10 quotes from our article:

1 – In the introduction, when we introduce the topic and why it’s interesting to look at creativity on a global scale:

With the globalization of business, creative tasks themselves have begun to transcend national boundaries.

2 – The theoretical gap that we identified in the literature is that very little has been written about cross-border creative activity:

We still lack a theoretical exposition and empirical demonstration of how a country’s culture influences its people’s motivation and ability to innovate both within and outside their own country.

3 – Generally, the idea that creativity is socially constructed has already been proposed in the literature:

The success of creativity depends in part on the extent to which an audience is receptive to the proposed new ideas [because] whether an idea is considered creative is socially constructed.

4 – Jumping to the results, here’s a quote about one of our key findings about cultural tightness and cross-cultural creativity:

We found that an individual from a tight culture is less likely than a counterpart from a loose culture to engage in and succeed at foreign creative tasks that are culturally distant.

5 – Why so? We posit that people from tight cultures may be less motivated to engage in culturally unfamiliar creative tasks:

From a motivational perspective, it could be that individuals from tight cultures find it challenging to work with unfamiliar foreign ideas.

6 – We also look at the culture of the creative task’s audience country, which is novel in the literature, and find that:

The tighter the culture of the audience country, the lower the likelihood of creativity success in that country for foreign entrants.

7 – While cultural tightness hinders inter-cultural creative activity & success, the effect on intra-cultural creative tasks is reversed, which is one of our counter-intuitive findings:

For local creative tasks, contrary to what current theorizing would predict, cultural tightness increases the likelihood of engagement and success.

8 – In sum, our paper (which advances a “Cultural Alignment Model of Global Creativity”) explains that there needs to be a cultural fit between cultures in cross-border creative tasks:

Creativity [depends] on whether there is some degree of cultural alignment between the innovator’s country and the audience country.
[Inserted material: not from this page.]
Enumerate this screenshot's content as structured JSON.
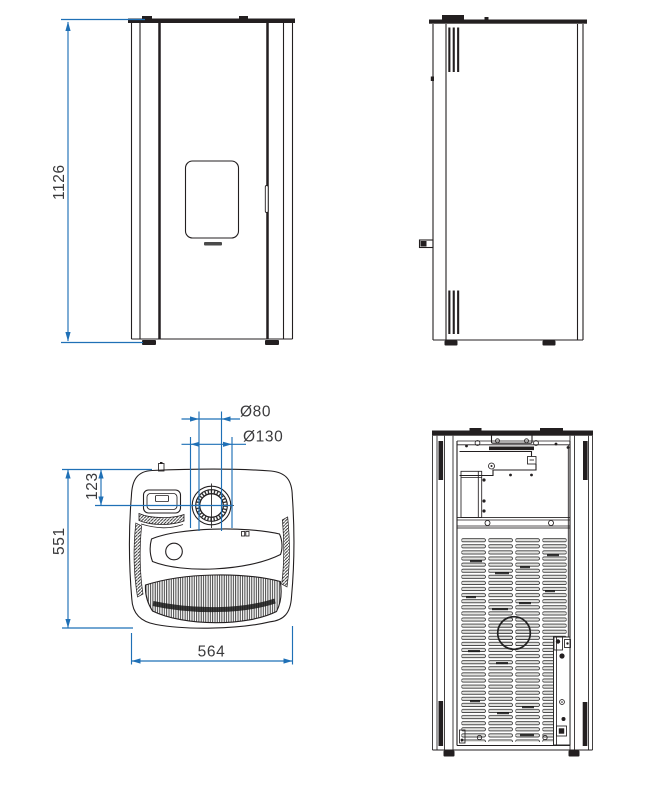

9 – When it comes to open innovation and crowdsourcing research, looking at the crowd as a culturally heterogeneous (and proving that it impacts participation and success) is novel too:

To our knowledge, our work is the first to investigate how the cultural heterogeneity of crowds (participants) and companies (clients) affects participation and performance in global creative problem solving

10 – As I concluded in my talk about culturally diverse crowds recently, this research might be a starting point for much more research about cultural tightness, cross-cultural creativity and culturally diverse crowds:

We believe that this research provides a good starting point for scholars to further study the impact of culture on creativity

A final, related note:

Have a look at another ASQ paper that got published online on the same day, called “Creativity from Constraint? How the Political Correctness Norm Influences Creativity in Mixed-sex Work Groups.” Using evidence from two group experiments, it tests theory on the effects of imposing a political correctness norm (clear expectations for how men and women should interact) on reducing interaction uncertainty and boosting creativity in groups. The paper show that the political correctness norm promotes (rather than suppresses) the free expression of ideas by reducing the uncertainty and signaling that the group is predictable enough to share more — and more-novel — ideas. It’s another cool paper that looks at the impact of norms on creativity, with a rather counter-intuitive finding, which is why I encourage you to read it.